Un programme virtuel en partenariat avec Mackenzie Investments et la Banque TD se tient de mi-juin à début juillet 2026, avec des séances hebdomadaires dédiées aux bases de l’épargne, du crédit et de l’investissement. Capital One et Jeunes Entreprises Canada ont par ailleurs lancé un partenariat national visant à renforcer la littératie financière des jeunes pour réduire les inégalités d’accès aux compétences financières.
Ce que ces initiatives changent concrètement
Ces partenariats comblent un vide que l’école ne parvient pas à occuper seule. Ils présentent trois caractéristiques distinctives :
- Un ciblage par tranche d’âge (jeunes adultes, étudiants, primo-actifs) qui adapte le contenu aux décisions financières réelles du moment, comme la gestion d’un premier budget ou la souscription d’un crédit
- Un format hybride qui combine des sessions en ligne accessibles à distance et un suivi personnalisé, rendant la formation compatible avec un emploi du temps d’étudiant ou de salarié
- Un financement par le secteur privé qui permet de proposer ces ressources gratuitement ou à faible coût, là où un cursus scolaire dépend des arbitrages budgétaires publics
En revanche, ces programmes restent volontaires. Les personnes qui en bénéficient sont souvent celles déjà sensibilisées, ce qui ne résout pas le problème de ceux qui ignorent leurs propres lacunes.

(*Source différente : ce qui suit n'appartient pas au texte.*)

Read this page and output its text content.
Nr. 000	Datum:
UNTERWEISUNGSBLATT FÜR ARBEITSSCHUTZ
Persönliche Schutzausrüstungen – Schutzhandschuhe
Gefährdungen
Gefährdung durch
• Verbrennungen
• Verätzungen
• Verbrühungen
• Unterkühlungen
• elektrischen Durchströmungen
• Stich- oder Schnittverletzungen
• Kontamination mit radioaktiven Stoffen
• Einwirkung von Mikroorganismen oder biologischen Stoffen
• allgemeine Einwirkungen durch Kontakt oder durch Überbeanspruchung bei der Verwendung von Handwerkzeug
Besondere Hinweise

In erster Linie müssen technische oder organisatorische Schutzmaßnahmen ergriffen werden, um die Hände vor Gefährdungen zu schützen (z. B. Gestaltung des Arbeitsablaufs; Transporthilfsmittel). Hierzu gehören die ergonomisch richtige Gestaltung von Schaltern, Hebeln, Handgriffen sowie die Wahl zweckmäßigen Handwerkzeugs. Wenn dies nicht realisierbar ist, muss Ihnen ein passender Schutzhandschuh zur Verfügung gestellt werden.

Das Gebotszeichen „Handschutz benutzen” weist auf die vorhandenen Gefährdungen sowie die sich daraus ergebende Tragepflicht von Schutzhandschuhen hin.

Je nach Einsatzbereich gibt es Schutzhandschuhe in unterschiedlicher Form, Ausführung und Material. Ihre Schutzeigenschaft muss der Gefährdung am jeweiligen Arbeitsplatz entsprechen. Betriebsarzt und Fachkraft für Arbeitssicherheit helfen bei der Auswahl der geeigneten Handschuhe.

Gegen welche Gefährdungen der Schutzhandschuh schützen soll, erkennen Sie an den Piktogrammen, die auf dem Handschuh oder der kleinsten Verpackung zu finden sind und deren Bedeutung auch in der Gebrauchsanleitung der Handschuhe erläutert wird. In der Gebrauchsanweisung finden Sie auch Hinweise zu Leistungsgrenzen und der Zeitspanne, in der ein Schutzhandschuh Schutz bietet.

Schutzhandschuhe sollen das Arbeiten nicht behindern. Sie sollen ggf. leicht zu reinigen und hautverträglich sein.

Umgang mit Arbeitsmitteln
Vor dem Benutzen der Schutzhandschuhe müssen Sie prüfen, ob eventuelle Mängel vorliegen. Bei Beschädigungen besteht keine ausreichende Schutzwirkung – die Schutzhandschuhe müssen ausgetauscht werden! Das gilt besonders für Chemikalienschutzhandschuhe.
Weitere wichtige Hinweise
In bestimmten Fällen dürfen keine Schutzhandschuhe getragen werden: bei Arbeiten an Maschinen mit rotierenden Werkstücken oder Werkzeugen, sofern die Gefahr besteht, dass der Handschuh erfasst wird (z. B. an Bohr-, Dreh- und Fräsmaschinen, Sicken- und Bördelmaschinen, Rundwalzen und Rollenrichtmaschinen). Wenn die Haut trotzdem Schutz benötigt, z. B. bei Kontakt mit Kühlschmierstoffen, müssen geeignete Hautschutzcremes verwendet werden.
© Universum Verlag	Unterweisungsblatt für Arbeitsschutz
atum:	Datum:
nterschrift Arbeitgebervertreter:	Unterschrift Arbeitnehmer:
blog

Budget, crédit, épargne : les trois piliers où l’absence de culture financière coûte cher
La littératie financière ne se réduit pas à savoir compter. Elle recouvre la capacité à comprendre un taux d’intérêt, anticiper des charges et distinguer épargne de précaution et placement.
Le budget constitue le premier terrain de difficulté. Sans méthode de suivi, les dépenses récurrentes (abonnements, frais bancaires, assurances) échappent au contrôle. Les enfants qui grandissent sans voir leurs parents gérer un budget reproduisent cette absence de cadre.
Crédit et endettement
Le crédit à la consommation représente un point de fragilité majeur. Une personne qui ne comprend pas la différence entre taux nominal et taux effectif global signe des engagements dont elle sous-estime le coût réel. L’endettement excessif découle souvent d’un défaut de compréhension, pas d’un défaut de revenu.
Épargne et projection dans le temps
Épargner suppose de raisonner à moyen et long terme. Les connaissances nécessaires ne sont pas innées :
- Comprendre l’effet des intérêts composés sur un placement régulier
- Distinguer un fonds d’urgence d’un investissement à risque
- Évaluer les frais réels d’un produit financier avant d’y souscrire
Ces notions, absentes du quotidien de la majorité des familles, ne s’acquièrent que par un apprentissage explicite, que ce soit à l’école, en famille ou via des ressources dédiées.
Le constat reste le même quel que soit le pays observé : la France, le Canada et plus de 70 autres nations ont mis en place des stratégies de littératie financière. La différence se joue dans l’intensité du dispositif, la formation des enseignants et la capacité à toucher les publics qui ne demandent pas spontanément cette éducation. C’est précisément sur ce dernier point que les résultats restent les plus fragiles.